Ce Manifeste a été réalisé en étroite collaboration par les équipes de FEMEN International, en prenant en compte les réflexions et expériences de nos activistes où qu’elles se trouvent de par le monde. Il expose l’histoire du mouvement, son idéologie et ses tactiques, définit ses objectifs, dénonce ses ennemis et se clôt par une lettre adressée aux femmes du monde, appel à la révolution féministe.
Nous remercions chaleureusement toutes celles qui ont contribué à la création et à la rédaction de ce Manifeste :
Lara Alcazar, Solène Assouan, Kseniya Chernyshova, Sarah Constantin, Esther Delamare, Elvire D. Charles, Pauline Hillier, Anna Hutsol, Gisela Pedea, Laure Pépin, Inna Shevchenko, Marguerite Stern, Neda Topaloski et Jenny Wenhammar.
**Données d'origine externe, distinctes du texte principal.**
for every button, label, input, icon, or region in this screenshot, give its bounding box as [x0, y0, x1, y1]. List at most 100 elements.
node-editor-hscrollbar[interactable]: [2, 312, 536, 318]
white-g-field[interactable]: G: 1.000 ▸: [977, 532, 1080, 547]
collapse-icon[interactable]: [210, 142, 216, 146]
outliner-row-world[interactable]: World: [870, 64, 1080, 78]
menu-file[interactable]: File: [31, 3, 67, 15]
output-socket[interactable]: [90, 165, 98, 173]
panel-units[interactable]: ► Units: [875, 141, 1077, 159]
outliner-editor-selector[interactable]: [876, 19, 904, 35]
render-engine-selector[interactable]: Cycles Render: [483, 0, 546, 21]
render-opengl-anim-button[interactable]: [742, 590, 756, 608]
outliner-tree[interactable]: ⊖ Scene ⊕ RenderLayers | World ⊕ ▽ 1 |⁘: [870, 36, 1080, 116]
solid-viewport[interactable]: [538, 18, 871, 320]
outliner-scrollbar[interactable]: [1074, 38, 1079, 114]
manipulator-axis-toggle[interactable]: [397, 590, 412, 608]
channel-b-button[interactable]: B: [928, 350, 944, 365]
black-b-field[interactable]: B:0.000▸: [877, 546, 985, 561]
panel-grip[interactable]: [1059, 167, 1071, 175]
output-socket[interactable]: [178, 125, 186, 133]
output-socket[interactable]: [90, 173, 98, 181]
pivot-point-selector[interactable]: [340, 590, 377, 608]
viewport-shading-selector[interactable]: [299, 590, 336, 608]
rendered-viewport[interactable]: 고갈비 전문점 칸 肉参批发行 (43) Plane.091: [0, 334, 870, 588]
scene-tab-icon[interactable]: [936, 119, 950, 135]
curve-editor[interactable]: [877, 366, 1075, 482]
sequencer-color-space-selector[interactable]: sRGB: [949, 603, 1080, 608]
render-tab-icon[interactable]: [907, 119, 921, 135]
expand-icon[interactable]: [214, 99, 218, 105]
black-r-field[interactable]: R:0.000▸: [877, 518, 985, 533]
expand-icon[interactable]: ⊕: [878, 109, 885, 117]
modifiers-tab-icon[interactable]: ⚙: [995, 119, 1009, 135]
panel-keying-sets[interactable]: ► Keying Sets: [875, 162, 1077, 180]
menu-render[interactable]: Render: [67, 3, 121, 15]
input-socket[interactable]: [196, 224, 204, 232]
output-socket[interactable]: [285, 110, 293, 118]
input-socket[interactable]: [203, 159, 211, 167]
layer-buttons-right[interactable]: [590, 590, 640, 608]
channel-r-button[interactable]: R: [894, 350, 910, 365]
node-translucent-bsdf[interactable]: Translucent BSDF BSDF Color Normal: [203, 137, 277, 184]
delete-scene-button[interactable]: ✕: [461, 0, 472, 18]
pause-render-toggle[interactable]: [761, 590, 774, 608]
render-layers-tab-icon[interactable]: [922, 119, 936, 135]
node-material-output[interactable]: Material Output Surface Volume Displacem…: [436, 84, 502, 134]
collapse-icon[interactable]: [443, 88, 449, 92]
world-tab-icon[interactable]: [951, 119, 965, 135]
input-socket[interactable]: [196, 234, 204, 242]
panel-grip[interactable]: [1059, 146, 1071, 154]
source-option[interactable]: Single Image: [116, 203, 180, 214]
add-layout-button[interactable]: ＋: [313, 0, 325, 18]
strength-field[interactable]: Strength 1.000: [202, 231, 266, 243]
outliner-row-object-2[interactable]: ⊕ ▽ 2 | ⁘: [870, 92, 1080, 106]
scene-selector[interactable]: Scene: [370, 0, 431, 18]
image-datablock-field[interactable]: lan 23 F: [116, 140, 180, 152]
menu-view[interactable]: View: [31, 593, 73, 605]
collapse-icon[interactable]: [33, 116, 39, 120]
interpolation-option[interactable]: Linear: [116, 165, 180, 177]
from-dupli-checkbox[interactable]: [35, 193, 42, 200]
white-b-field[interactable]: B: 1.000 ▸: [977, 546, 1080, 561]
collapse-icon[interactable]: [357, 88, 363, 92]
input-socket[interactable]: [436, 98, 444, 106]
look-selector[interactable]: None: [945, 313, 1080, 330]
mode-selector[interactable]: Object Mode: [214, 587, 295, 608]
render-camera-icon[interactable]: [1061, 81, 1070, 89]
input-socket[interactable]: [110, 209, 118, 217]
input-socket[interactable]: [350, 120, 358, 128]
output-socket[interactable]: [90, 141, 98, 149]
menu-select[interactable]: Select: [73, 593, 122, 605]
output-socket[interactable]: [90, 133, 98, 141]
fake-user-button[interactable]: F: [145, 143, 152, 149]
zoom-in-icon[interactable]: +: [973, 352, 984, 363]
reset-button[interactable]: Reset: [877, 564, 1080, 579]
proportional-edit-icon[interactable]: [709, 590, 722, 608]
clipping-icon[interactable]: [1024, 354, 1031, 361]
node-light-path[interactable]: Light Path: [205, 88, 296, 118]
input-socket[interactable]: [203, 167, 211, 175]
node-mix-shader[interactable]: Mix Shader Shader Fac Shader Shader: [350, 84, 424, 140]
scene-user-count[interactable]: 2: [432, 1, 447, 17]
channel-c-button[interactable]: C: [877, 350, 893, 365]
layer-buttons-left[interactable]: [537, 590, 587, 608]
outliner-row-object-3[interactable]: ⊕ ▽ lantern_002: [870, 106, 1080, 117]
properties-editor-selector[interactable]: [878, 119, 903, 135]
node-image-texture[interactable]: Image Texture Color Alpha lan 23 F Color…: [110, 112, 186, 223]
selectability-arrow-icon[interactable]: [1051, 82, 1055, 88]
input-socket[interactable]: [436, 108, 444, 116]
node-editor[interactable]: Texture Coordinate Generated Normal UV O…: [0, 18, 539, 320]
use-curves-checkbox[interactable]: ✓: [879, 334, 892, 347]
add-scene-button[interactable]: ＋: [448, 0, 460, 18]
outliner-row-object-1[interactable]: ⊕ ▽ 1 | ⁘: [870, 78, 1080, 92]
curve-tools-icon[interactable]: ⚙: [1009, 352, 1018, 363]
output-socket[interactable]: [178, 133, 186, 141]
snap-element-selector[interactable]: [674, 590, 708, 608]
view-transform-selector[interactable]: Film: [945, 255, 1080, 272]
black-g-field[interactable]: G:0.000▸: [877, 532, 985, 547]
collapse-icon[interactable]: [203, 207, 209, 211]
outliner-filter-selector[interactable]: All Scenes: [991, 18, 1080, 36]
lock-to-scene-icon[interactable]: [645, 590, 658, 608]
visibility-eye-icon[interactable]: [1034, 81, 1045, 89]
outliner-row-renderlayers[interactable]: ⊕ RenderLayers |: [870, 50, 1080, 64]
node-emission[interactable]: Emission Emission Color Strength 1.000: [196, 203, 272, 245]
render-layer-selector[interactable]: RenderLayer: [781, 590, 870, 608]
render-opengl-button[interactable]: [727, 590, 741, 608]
Et toutes les activistes FEMEN d’Allemagne, de Belgique, du Brésil, du Canada, d’Espagne, des États-Unis, de France, d’Israël, d’Italie, du Mexique, des Pays-Bas, de Suède, de Turquie et d’Ukraine pour en avoir été la source d’inspiration.
C’est en 2008 qu’Anna Hutsol, membre fondatrice ukrainienne, débute le combat contre le tourisme sexuel et la prostitution en Ukraine. Elle crée FEMEN avec l’idée d’organiser un mouvement féminin de résistance dans un pays gouverné par et pour des hommes : l’Ukraine. Avec d’autres étudiantes, Oksana Shachko, Sasha Shevchenko, Irina Serbina et Yevgeniya Kraizman, Anna lance une première campagne contre l’exploitation sexuelle des femmes en organisant des performances de rue à Kiev. En 2009, Inna Shevchenko, alors journaliste, rejoint FEMEN. Elle deviendra plus tard leader du mouvement à l’international.
En tant que nouveau groupe de contestation, FEMEN parvient difficilement à attirer l’attention du public et des médias lors de ses premières performances. Utiliser les méthodes de manifestation traditionnelles déjà éprouvées par d’autres groupes contestataires ne fonctionne pas lorsqu’elles sont associées à la cause féministe. FEMEN prend conscience qu’il faut trouver un moyen spécifique pour communiquer avec le monde brutal des hommes.
Dans un premier temps plus inspiré par la condition difficile et humiliante de la femme dans la société ukrainienne que par les écrits théoriques féministes, FEMEN cherche un moyen efficace de mettre en lumière un sujet alors méconnu en Ukraine : les droits des femmes. Le féminisme de FEMEN ne se fonde pas uniquement sur une longue réflexion théorique, il est le fruit d’une indignation et d’une expérience directe de la société.
En 2010, parcourant diverses théories et tentant d’analyser et de comprendre cette société dominée par les hommes dans laquelle les femmes doivent garder leur bouche fermée et leur vagin ouvert, FEMEN est sur le point de redécouvrir une arme de déstabilisation du système patriarcal oppresseur : la manifestation seins nus. L’Histoire des femmes dans le monde nous apprend que l’usage de la nudité féminine comme arme de résistance pacifique mais non moins redoutable, ne date pas d’hier et se retrouve en divers endroits de la planète. Cette nudité est une technique de contestation universelle.
En décembre 2010, cinq activistes seins nus s’introduisent dans un bureau de vote pour les élections présidentielles juste avant l’arrivée de Ianoukovitch, candidat et futur dictateur ukrainien. Brandissant des pancartes « Stop raping the country » (Arrêtez de violer le pays), elles annoncent et anticipent l’arrivée prochaine de la dictature et de la guerre en Ukraine.